In the pre-dawn cold of Boxing Day, hundreds of shoppers waiting to snap up deals huddled in line at the Future Shop's outlet in downtown Toronto.

Bucking indications of a slower holiday shopping season this year, about 800 people were waiting outside the store by 6 a.m. Employees were surprised by the turnout, which was stronger than in recent years, said a Future Shop spokesman.

But it appears to have been the exception rather than the rule for the retail sector.

Early holiday data suggests possibly one of the slowest holiday shopping seasons since the the 2008 recession, although a more complete picture of holiday retail performance is still weeks away.

Holiday shopping in Canada got off to a slow start, with only 1.3-per-cent growth in November compared with November, 2011, and this was markedly less than the 5.3-per-cent, year-over-year growth in October, according to a survey by MasterCard.

Canadians have tended to be last-minute shoppers in recent years, with the heaviest sales on Dec. 20, 21 and 22, MasterCard said. This puts the onus for retailers on those final few days.

If Canadians follow the U.S. pattern, however, those final days may not have been so good. U.S. retail sales for the period from late October to Christmas Eve rose a mere 0.7 per cent compared with the same period last year, according to the MasterCard survey. This was the worst performance since the depths of the recession in 2008.
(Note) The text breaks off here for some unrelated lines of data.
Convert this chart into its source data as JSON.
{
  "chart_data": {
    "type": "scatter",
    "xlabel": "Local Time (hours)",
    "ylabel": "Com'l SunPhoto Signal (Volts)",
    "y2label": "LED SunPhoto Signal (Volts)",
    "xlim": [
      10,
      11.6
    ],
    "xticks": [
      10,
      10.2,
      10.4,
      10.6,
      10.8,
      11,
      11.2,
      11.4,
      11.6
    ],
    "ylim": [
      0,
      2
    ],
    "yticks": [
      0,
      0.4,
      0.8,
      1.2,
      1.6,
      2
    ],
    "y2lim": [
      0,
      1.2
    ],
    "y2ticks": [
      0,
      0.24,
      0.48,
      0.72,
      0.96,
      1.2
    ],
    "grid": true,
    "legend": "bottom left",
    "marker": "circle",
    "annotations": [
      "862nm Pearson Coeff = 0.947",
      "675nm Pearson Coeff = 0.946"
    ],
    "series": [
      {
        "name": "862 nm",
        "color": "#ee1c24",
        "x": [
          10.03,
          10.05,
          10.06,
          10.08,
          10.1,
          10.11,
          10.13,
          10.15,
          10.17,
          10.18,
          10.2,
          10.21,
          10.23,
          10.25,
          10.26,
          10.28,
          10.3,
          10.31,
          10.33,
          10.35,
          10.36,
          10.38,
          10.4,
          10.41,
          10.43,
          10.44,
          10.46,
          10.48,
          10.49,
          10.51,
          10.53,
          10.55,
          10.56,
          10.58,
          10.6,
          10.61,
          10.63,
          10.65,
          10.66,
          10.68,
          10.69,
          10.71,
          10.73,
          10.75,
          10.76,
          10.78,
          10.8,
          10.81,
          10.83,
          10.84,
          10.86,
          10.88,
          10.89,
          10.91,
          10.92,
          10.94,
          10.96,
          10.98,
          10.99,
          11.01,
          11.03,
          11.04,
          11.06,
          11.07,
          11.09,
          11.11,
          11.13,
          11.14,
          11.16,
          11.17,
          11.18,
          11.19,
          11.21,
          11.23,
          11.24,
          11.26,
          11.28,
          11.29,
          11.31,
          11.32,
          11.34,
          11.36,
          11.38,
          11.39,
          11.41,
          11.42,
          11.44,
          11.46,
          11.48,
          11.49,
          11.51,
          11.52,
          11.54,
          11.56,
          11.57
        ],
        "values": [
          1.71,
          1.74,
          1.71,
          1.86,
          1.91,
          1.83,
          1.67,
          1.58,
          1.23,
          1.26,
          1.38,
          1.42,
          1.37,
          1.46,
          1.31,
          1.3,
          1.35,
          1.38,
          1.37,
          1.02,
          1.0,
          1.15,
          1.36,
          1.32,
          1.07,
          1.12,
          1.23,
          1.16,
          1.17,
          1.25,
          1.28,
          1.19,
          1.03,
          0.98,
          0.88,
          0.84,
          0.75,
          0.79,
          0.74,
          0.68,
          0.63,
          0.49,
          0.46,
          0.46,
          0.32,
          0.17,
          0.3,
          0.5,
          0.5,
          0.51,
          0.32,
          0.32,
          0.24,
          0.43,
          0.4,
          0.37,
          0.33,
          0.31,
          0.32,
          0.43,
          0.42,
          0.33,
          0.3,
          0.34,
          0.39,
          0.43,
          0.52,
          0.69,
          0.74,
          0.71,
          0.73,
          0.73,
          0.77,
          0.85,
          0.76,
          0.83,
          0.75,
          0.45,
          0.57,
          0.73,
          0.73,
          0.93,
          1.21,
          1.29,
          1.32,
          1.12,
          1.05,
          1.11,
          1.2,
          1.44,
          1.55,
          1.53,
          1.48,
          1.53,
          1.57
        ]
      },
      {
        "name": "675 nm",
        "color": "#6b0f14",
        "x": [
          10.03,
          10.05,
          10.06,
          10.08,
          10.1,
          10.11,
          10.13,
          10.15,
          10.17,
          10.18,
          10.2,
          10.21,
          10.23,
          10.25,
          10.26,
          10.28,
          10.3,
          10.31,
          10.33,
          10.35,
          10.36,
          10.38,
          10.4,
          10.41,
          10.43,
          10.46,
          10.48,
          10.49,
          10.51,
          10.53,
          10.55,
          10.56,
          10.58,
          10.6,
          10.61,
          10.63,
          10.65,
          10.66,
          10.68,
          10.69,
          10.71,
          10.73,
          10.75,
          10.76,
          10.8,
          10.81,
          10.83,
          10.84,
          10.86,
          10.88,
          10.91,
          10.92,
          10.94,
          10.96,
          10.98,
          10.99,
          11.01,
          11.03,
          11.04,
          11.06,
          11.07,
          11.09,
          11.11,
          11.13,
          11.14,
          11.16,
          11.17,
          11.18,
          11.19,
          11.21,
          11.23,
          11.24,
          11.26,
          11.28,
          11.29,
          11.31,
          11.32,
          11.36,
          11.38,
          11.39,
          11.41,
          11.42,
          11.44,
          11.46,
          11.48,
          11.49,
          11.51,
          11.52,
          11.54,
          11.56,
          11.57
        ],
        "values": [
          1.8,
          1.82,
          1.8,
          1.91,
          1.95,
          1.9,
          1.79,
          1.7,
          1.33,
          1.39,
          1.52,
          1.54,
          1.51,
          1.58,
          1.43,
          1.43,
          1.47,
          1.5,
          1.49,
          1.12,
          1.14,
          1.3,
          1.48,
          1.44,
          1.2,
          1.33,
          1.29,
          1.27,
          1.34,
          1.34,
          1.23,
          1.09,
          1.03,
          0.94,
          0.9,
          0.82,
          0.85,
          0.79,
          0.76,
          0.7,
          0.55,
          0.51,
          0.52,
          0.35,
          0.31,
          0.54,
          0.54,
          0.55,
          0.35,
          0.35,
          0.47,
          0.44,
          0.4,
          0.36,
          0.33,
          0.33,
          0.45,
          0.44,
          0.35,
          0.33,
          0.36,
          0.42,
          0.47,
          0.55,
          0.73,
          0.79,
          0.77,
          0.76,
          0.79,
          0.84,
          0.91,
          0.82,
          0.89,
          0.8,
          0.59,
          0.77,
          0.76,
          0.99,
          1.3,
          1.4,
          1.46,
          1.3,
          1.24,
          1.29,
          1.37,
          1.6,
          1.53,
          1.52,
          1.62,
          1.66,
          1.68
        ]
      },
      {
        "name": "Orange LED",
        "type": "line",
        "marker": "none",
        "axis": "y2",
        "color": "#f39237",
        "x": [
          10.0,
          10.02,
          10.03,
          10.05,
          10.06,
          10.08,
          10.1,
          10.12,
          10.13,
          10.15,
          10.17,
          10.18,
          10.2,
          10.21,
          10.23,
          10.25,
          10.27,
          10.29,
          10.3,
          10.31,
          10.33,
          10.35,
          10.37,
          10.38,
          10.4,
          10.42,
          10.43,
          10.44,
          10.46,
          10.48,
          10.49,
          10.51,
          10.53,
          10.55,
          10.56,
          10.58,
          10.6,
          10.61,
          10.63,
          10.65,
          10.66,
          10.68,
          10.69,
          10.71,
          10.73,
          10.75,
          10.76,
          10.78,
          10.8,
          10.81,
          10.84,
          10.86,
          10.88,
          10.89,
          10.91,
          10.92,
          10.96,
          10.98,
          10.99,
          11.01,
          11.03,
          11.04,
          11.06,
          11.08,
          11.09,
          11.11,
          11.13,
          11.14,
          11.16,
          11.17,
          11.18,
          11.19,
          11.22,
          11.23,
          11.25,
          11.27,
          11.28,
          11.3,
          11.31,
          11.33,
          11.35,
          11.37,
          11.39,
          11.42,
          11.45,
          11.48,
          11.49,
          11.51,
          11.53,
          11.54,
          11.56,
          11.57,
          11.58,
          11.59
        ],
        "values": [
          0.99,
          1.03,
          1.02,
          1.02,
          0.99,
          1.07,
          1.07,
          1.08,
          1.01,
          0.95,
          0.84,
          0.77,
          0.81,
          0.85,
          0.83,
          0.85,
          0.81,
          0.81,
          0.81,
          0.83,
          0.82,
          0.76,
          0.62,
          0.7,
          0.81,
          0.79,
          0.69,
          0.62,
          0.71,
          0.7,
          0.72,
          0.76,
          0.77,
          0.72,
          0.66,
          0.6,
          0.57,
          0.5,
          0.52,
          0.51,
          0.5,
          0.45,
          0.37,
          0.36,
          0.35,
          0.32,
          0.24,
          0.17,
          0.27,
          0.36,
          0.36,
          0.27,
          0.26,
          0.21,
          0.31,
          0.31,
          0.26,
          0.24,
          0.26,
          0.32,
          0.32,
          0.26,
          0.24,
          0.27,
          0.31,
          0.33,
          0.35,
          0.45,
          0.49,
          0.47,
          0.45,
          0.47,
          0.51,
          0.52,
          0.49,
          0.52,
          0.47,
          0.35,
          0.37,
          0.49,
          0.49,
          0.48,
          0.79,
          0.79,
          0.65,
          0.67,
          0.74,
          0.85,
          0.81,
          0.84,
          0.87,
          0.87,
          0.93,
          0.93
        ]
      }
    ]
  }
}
Hurricane Sandy and concerns about the "fiscal cliff" are typically cited as factors slowing consumer spending in the States. ShopperTrak reported that U.S. retail sales fell 2.5 per cent for the week ending Dec. 22, compared with the same week a year ago. ShopperTrak also forecasts a lacklustre performance for November and December, with an increase of only 2.5 per cent over the same two-month period in 2011.

In Canada, expectations have also been low coming into the holiday season. A forecast from BMO Nesbitt Burns in December projected that Canadian consumers are "tapped out," with real consumption targeted to rise at a sluggish 2 per cent.

The one positive is online sales, with apparent double-digit growth. MasterCard noted that Canadian e-commerce sales rose 26.4 per cent in November, year-over-year. So while some shoppers may still brave the cold and dark to get bargains, many are clicking online instead.